A relação entre Rêgo Barros e Wajngarten não é “harmoniosa”. O porta-voz, que integra a ala militar do governo, é afinado com o agora ex-ministro Santos Cruz. Ele assumiu várias funções que seriam do chefe da Secom devido a um vácuo que existia antes da chegada de Wajngarten, a ponto de organizar cafés da manhã de jornalistas com o presidente, o que está longe de ser uma função clássica de um porta-voz. Desde que chegou, a equipe de Wajngarten tenta retomar esse papel.

Para evitar a sobreposição de funções, o governo estuda uma nova estrutura que transfere a comunicação para a Secretaria-Geral da Presidência, hoje comandada pelo general Floriano Peixoto, também militar.

O estilo de Santos Cruz fez com que Bolsonaro ficasse “enclausurado” no Palácio do Planalto, o que afetou sua popularidade, no entendimento de Wajngarten. No comando da Secom, mesmo contrariando seu então chefe, Santos Cruz, o secretário promoveu a participação do presidente em programas populares no SBT e a entrevista para a revista Veja, a primeira desde que assumiu o mandato.

Também foi Wajngarten quem aconselhou o presidente a voltar a ser o Bolsonaro “intuitivo” para reconquistar popularidade. Os conselhos levaram o presidente a dar “escapadas” recentes, como quando caminhou a pé do Palácio da Alvorada até o Congresso e a pilotar uma moto no Guarujá, no litoral de São Paulo, no feriado de Páscoa.

Ideologia

A briga na comunicação reflete uma disputa que atinge outras áreas do governo. De um lado estão os ideólogos, liderados pelo vereador Carlos Bolsonaro (PSC-RJ), filho do presidente, e o escritor Olavo de Carvalho. Os dois atacaram fortemente Santos Cruz, da ala militar, por “esconder” o presidente. Embora Wajngarten negue ser ligado à ala ideológica, eles concordam neste ponto.

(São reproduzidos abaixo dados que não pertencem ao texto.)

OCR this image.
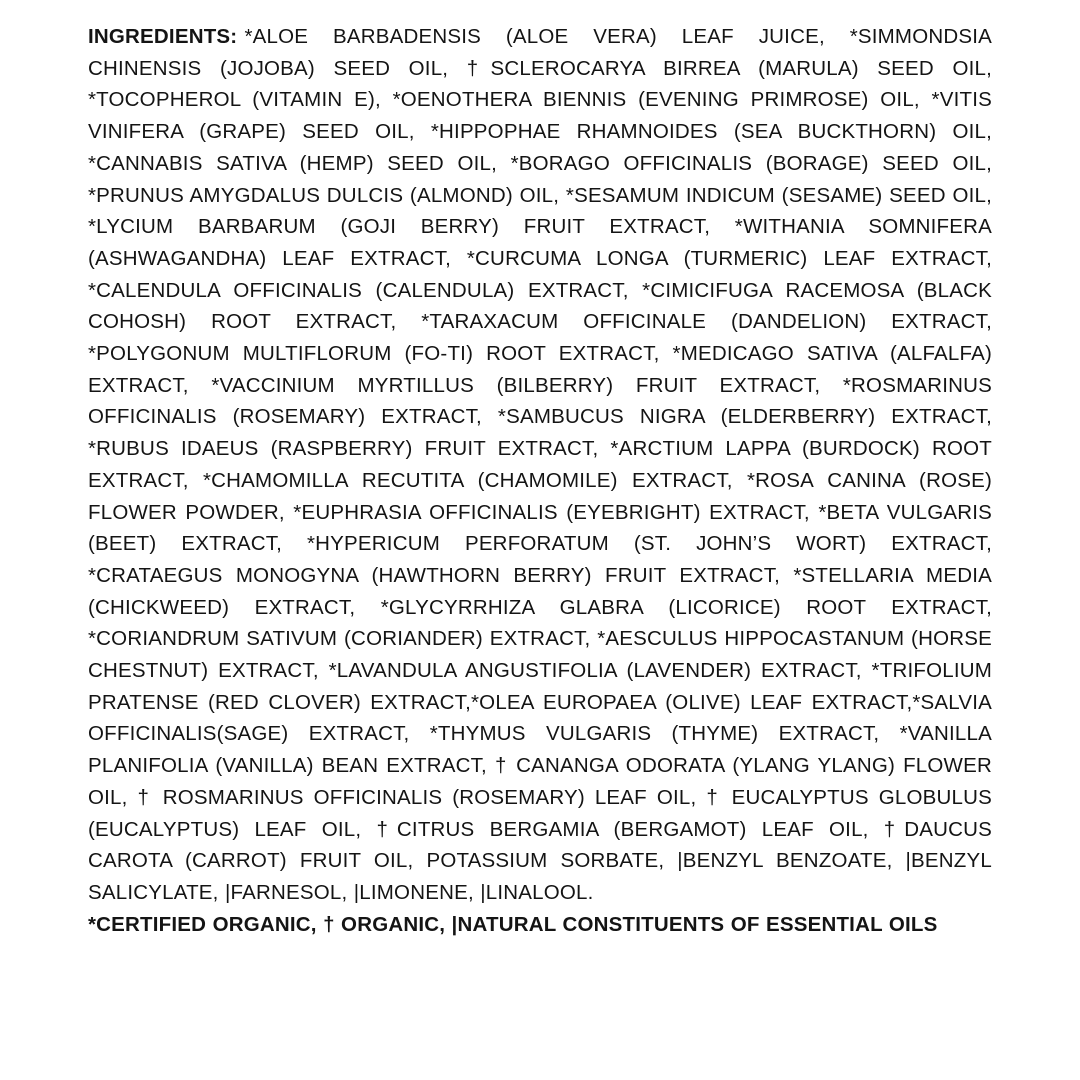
INGREDIENTS: *ALOE BARBADENSIS (ALOE VERA) LEAF JUICE, *SIMMONDSIA CHINENSIS (JOJOBA) SEED OIL, †SCLEROCARYA BIRREA (MARULA) SEED OIL, *TOCOPHEROL (VITAMIN E), *OENOTHERA BIENNIS (EVENING PRIMROSE) OIL, *VITIS VINIFERA (GRAPE) SEED OIL, *HIPPOPHAE RHAMNOIDES (SEA BUCKTHORN) OIL, *CANNABIS SATIVA (HEMP) SEED OIL, *BORAGO OFFICINALIS (BORAGE) SEED OIL, *PRUNUS AMYGDALUS DULCIS (ALMOND) OIL, *SESAMUM INDICUM (SESAME) SEED OIL, *LYCIUM BARBARUM (GOJI BERRY) FRUIT EXTRACT, *WITHANIA SOMNIFERA (ASHWAGANDHA) LEAF EXTRACT, *CURCUMA LONGA (TURMERIC) LEAF EXTRACT, *CALENDULA OFFICINALIS (CALENDULA) EXTRACT, *CIMICIFUGA RACEMOSA (BLACK COHOSH) ROOT EXTRACT, *TARAXACUM OFFICINALE (DANDELION) EXTRACT, *POLYGONUM MULTIFLORUM (FO-TI) ROOT EXTRACT, *MEDICAGO SATIVA (ALFALFA) EXTRACT, *VACCINIUM MYRTILLUS (BILBERRY) FRUIT EXTRACT, *ROSMARINUS OFFICINALIS (ROSEMARY) EXTRACT, *SAMBUCUS NIGRA (ELDERBERRY) EXTRACT, *RUBUS IDAEUS (RASPBERRY) FRUIT EXTRACT, *ARCTIUM LAPPA (BURDOCK) ROOT EXTRACT, *CHAMOMILLA RECUTITA (CHAMOMILE) EXTRACT, *ROSA CANINA (ROSE) FLOWER POWDER, *EUPHRASIA OFFICINALIS (EYEBRIGHT) EXTRACT, *BETA VULGARIS (BEET) EXTRACT, *HYPERICUM PERFORATUM (ST. JOHN’S WORT) EXTRACT, *CRATAEGUS MONOGYNA (HAWTHORN BERRY) FRUIT EXTRACT, *STELLARIA MEDIA (CHICKWEED) EXTRACT, *GLYCYRRHIZA GLABRA (LICORICE) ROOT EXTRACT, *CORIANDRUM SATIVUM (CORIANDER) EXTRACT, *AESCULUS HIPPOCASTANUM (HORSE CHESTNUT) EXTRACT, *LAVANDULA ANGUSTIFOLIA (LAVENDER) EXTRACT, *TRIFOLIUM PRATENSE (RED CLOVER) EXTRACT,*OLEA EUROPAEA (OLIVE) LEAF EXTRACT,*SALVIA OFFICINALIS(SAGE) EXTRACT, *THYMUS VULGARIS (THYME) EXTRACT, *VANILLA PLANIFOLIA (VANILLA) BEAN EXTRACT, † CANANGA ODORATA (YLANG YLANG) FLOWER OIL, † ROSMARINUS OFFICINALIS (ROSEMARY) LEAF OIL, † EUCALYPTUS GLOBULUS (EUCALYPTUS) LEAF OIL, †CITRUS BERGAMIA (BERGAMOT) LEAF OIL, †DAUCUS CAROTA (CARROT) FRUIT OIL, POTASSIUM SORBATE, |BENZYL BENZOATE, |BENZYL SALICYLATE, |FARNESOL, |LIMONENE, |LINALOOL.

*CERTIFIED ORGANIC, † ORGANIC, |NATURAL CONSTITUENTS OF ESSENTIAL OILS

Já Rêgo Barros, antes de assumir o posto foi assessor do ex-comandante do Exército, general Eduardo Villas Bôas, um dos poucos militares no Palácio do Planalto a rebater publicamente os ataques de Olavo. Na ocasião, referiu-se ao guru do bolsonarismo como “Trotski de direita”.

O presidente já disse em mais de uma oportunidade que deve a Carlos, o filho “02”, a vencedora estratégia de comunicação que o levou à Presidência.

‘Não serei um general da ativa no governo’

“Soldado não escolhe missão; ele cumpre”, assim reagiu o general Luiz Eduardo Ramos Baptista Pereira à sua nomeação para ser o ministro-chefe da Secretaria de Governo. Ele reuniu os subordinados ontem no Comando Militar do Sudeste (CMSE) e começou a se despedir. Aos generais reafirmou por escrito seu “comprometimento com o Exército Brasileiro e com o Brasil, cumprindo sempre todas as ordens que lhe forem determinadas”. Amigo do presidente Jair Bolsonaro, Ramos vai se licenciar do Exército. Leia a entrevista:

General, o senhor é o segundo general da ativa nomeado por Bolsonaro e o primeiro do Alto Comando. Como fica a relação do senhor com o Exército?

Está havendo muita confusão. Não serei um general da ativa no governo. Estarei licenciado, não usarei farda e não participarei de nenhum processo decisório no Alto-Comando do Exército. Na próxima semana, vou a Brasília e me apresentarei ao comandante, general (Edson) Pujol, de quem receberei a missão. Prestarei continência ao comandante. Essa é a liturgia. Na terça-feira (18), estarei em trajes civis começando as reuniões.

O senhor já conversou com o presidente sobre a Secretaria de Comunicação e sobre as relações com o Congresso? Como o senhor vai atuar nessas áreas?

Não, ainda não. Vou encontrá-lo hoje (ontem, 14) no Aeroporto (Bolsonaro assistiria ao jogo Brasil e Bolívia, a abertura da Copa América, no Morumbi). Acabei de ser nomeado. Vou conhecer primeiro a estrutura da Secretaria de Governo antes de emitir qualquer juízo de valor sobre qualquer questão.

Como foi para o senhor substituir o general Santos Cruz?

Conversei com o Santos Cruz. Somos amigos. Ele entendeu que recebi uma missão e vou cumpri-la. Sou um soldado. E soldado não escolhe a missão. Estava apaixonado pelo comando em São Paulo, mas acredito que minha ida a Brasília é mais importante, agora, para o governo e para o Brasil. As informações são do jornal O Estado de S. Paulo.